Russel Winder

In the beginning, Java was an imperative, object-based programming language. Indeed, it still is. Over the years, though, Java has evolved, at each stage becoming more and more a language of declarative expression. Imperative is all about the code explicitly telling the computer what to do. Declarative is about the code expressing a goal abstracting over the way in which the goal is achieved. Abstraction is at the heart of programming, and so the move from imperative code to declarative code is a natural one.

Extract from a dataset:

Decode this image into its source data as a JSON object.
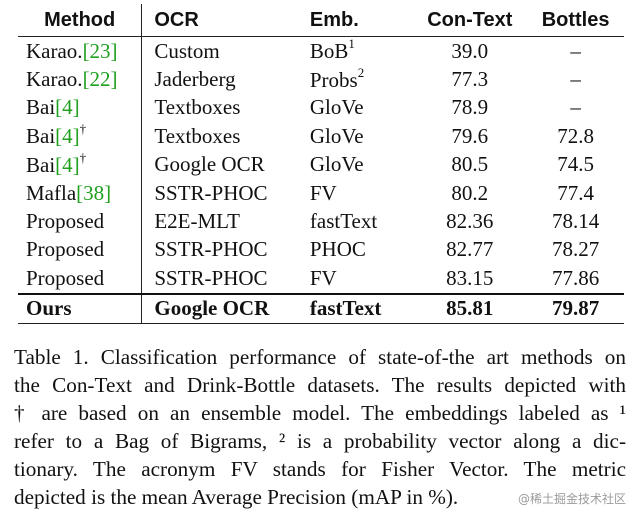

At the core of declarative expression is the use of higher-order functions, functions that take functions as parameters and/or return functions. This was not an integral part of Java originally, but with Java 8 it moved front and center: Java 8 was a turning point in the evolution of Java, allowing replacement of imperative expression with declarative expression.

An example—trivial but nonetheless indicative of the main issue—is to write a function that returns a List containing the squares of the argument List to the function. Imperatively, we might write:

List<Integer> squareImperative(final List<Integer> datum) {
  var result = new ArrayList<Integer>();
  for (var i = 0; i < datum.size(); i++) {
    result.add(i, datum.get(i) * datum.get(i));
  }
  return result;
}

The function creates an abstraction over some low-level code, hiding the details from the code that uses it.

With Java 8 and beyond, we can use streams and express the algorithm in a more declarative way:

List<Integer> squareDeclarative(final List<Integer> datum) {
  return datum.stream()
              .map(i -> i * i)
              .collect(Collectors.toList());
}

This sets out at a higher level of expression of what is to be done; the details of how are left to the library implementation. Classic abstraction. True, the implementation is within a function that already abstracts and hides, but which would you rather maintain: the low-level imperative implementation or the high-level declarative implementation?

Why is this such a big deal? The above is a classic example of an embarrassingly parallel computation. The evaluation of each result depends only on one item of input; there is no coupling. So we can write:

List<Integer> squareDeclarative(final List<Integer> datum) {
  return datum.parallelStream()
              .map(i -> i * i)
              .collect(Collectors.toList());
}

Doing so, we will get the maximum parallelism that the library is able to extract from the platform. Because we are abstracting away from the details of how, focusing only on the goal, we can turn a sequential data-parallel computation into a parallel one trivially.

It will be left as an exercise for the reader to (attempt to) write a parallel version of the imperative code should they so wish. Why? Because for data parallel problems, using Streams is the right abstraction. To do anything else is to deny the Java 8 evolution of Java.